2.2. Bij brief van 24 november 2010 hebben verzoeksters bezwaar gemaakt tegen bestreden besluit I en II. Tevens hebben zij een verzoek tot het treffen van een voorlopige voorziening ingediend.
2.3. Bij bestreden besluit I heeft verweerder de inrichting en herindeling van de maandagmarkt vastgesteld. De inrichting, voor zover hier van belang, houdt in de vaststelling van het aantal enkelvoudige plaatsen, de opstelling van de plaatsen, de vergrotingen van marktplaatsen, de locaties van zowel enkelvoudige als tweevoudige plaatsen en de aanwijzing van bijzondere plaatsen. Verder heeft verweerder bij bestreden besluit I vernieuwde vergunningen voor een vaste plaats verleend aan degenen die dezelfde of een andere vaste plaats hebben toegewezen gekregen en vergunning verleend aan de voorkeurskaarthouders die een vaste plaats hebben toegewezen gekregen.

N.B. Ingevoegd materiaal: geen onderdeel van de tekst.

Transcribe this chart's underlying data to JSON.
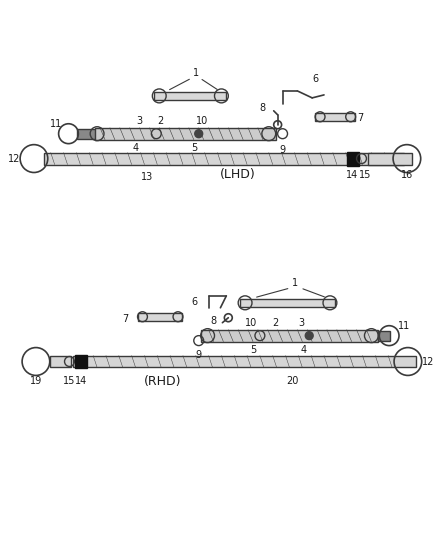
{
  "bg_color": "#ffffff",
  "line_color": "#3a3a3a",
  "text_color": "#1a1a1a",
  "figsize": [
    4.38,
    5.33
  ],
  "dpi": 100,
  "lhd_label": "(LHD)",
  "rhd_label": "(RHD)"
}
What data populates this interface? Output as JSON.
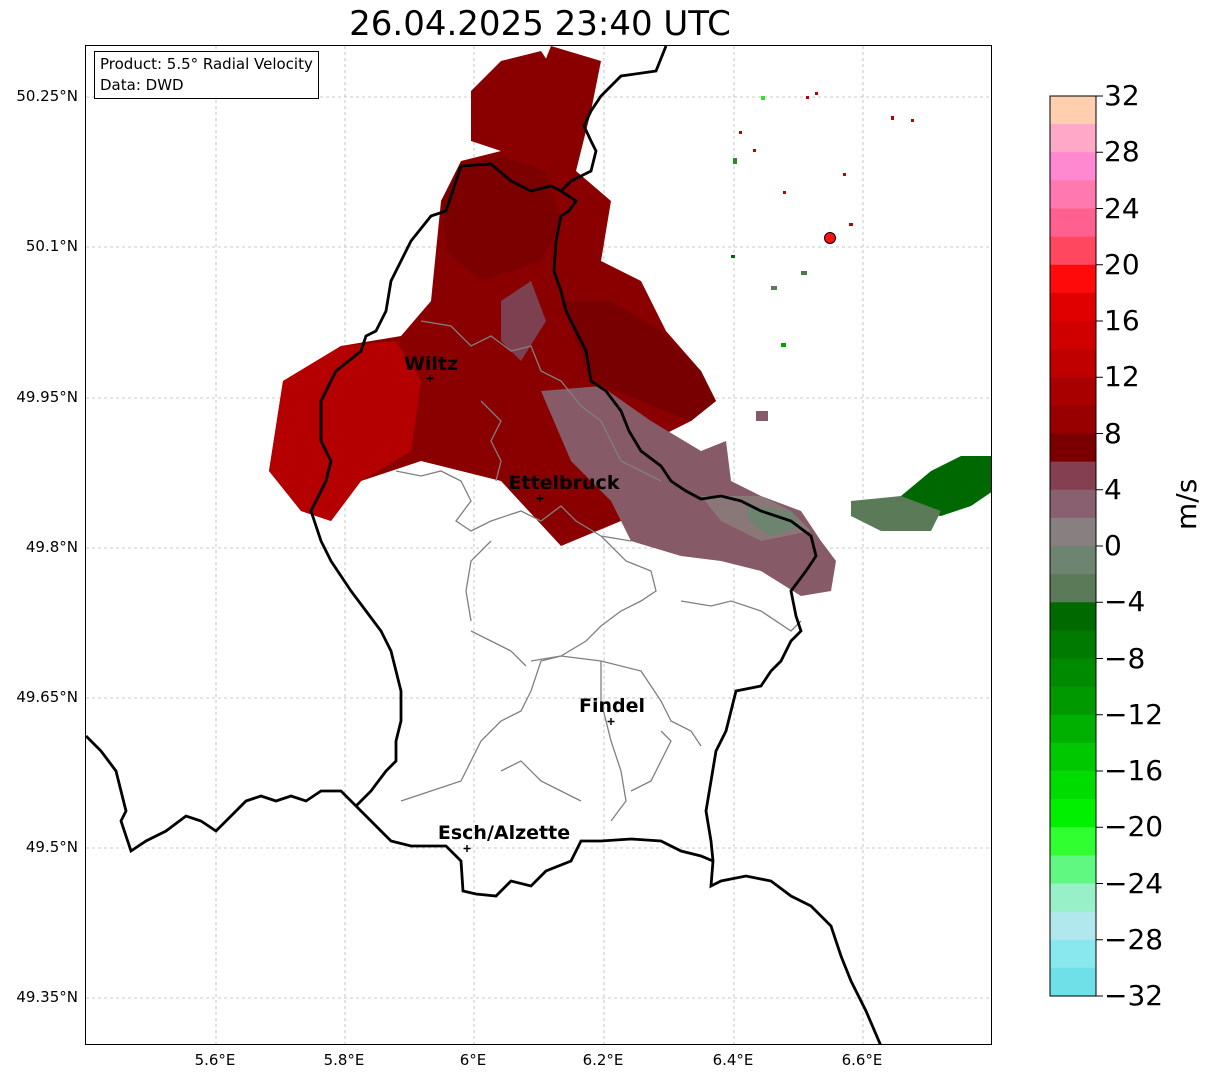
{
  "title": "26.04.2025 23:40 UTC",
  "info": {
    "product": "Product: 5.5° Radial Velocity",
    "data": "Data: DWD"
  },
  "axes": {
    "lat_labels": [
      "50.25°N",
      "50.1°N",
      "49.95°N",
      "49.8°N",
      "49.65°N",
      "49.5°N",
      "49.35°N"
    ],
    "lon_labels": [
      "5.6°E",
      "5.8°E",
      "6°E",
      "6.2°E",
      "6.4°E",
      "6.6°E"
    ]
  },
  "cities": [
    {
      "name": "Wiltz"
    },
    {
      "name": "Ettelbruck"
    },
    {
      "name": "Findel"
    },
    {
      "name": "Esch/Alzette"
    }
  ],
  "radar_site": {
    "icon": "red-dot-icon",
    "color": "#ff1010"
  },
  "colorbar": {
    "unit": "m/s",
    "ticks": [
      "32",
      "28",
      "24",
      "20",
      "16",
      "12",
      "8",
      "4",
      "0",
      "−4",
      "−8",
      "−12",
      "−16",
      "−20",
      "−24",
      "−28",
      "−32"
    ],
    "colors": [
      "#ffcfb0",
      "#ffa8c8",
      "#ff88d0",
      "#ff78b0",
      "#ff6090",
      "#ff4860",
      "#ff0a0a",
      "#e00000",
      "#d00000",
      "#c00000",
      "#a80000",
      "#980000",
      "#7a0000",
      "#844050",
      "#886070",
      "#888080",
      "#6c8470",
      "#5a7a58",
      "#006a00",
      "#007a00",
      "#008a00",
      "#009a00",
      "#00b000",
      "#00c800",
      "#00dc00",
      "#00f000",
      "#30ff30",
      "#60f880",
      "#98f0c8",
      "#b0e8ee",
      "#88e8ee",
      "#70e0e8"
    ],
    "vmin": -32,
    "vmax": 32
  }
}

Bij bestreden besluit II heeft verweerder de inrichting en herindeling van de zaterdagmarkt vastgesteld. De inrichting houdt onder meer in de vaststelling van het aantal enkelvoudige plaatsen, de opstelling van de plaatsen, de vaststelling van de maximaal mogelijke vergroting van marktplaatsen, de vaststelling van het aantal toe te wijzen tweevoudige plaatsen, de vaststelling van het bieden van vrije keuze bij toewijzing van een enkel- of tweevoudige plaats en de aanwijzing van bijzondere plaatsen. Verder heeft verweerder bij bestreden besluit II aan 29 voorkeurskaarthouders een vaste marktplaats toegewezen.
2.4. Verzoeksters hebben aangevoerd dat de herindeling tot gevolg heeft dat zij er niet meer op kunnen rekenen dat zij steeds tot de weekmarkten zullen worden toegelaten. Verzoeksters zijn al zeer lange tijd marktkoopvrouw, maar hebben de status van sollicitant gekregen. Zij hebben geen vaste plaats toegewezen gekregen, waardoor zij moeten afwachten of er voor hen een plekje op de markt resteert. Een onevenredig aantal beschikbare plaatsen zijn nu als vaste plaats toegewezen aan anderen. Verzoeksters hangen kennelijk onder aan de hiërarchische ladder, omdat er niet eerder dan wel zeer lang geleden een herindeling heeft plaatsgevonden. Verzoeksters kunnen gepasseerd worden door andere sollicitanten, die langer op de lijst staan, maar slechts zelden aanwezig zijn geweest op de markt. Zij scannen hun marktpas, terwijl zij er niet daadwerkelijk staan, hetgeen onrechtvaardig is. Verweerder had hier onderzoek naar moeten doen. Verweerder heeft ten onrechte niet gehandeld overeenkomstig de Verordening op de Straathandel 2008 door nu al aan voorkeurskaarthouders een vaste plaats toe te wijzen en voorbij te gaan aan de anciënniteitsrechten van verzoeksters.
3. Inhoudelijke beoordeling
3.1. De voorzieningenrechter stelt allereerst vast dat niet gebleken is dat verzoeksters in deze procedure de belangen van anderen behartigen en gaat er dus van uit dat uitsluitend hun eigen belangen in het geding zijn.
3.2. Verweerder is op grond van artikel 3.8, eerste lid van de Verordening op de Straathandel 2008 (hierna: de Verordening) in samenhang met artikel 26, tweede lid, van de Verordening op de Stadsdelen verplicht om ten minste eenmaal per drie jaar over te gaan tot een herindeling van de markt.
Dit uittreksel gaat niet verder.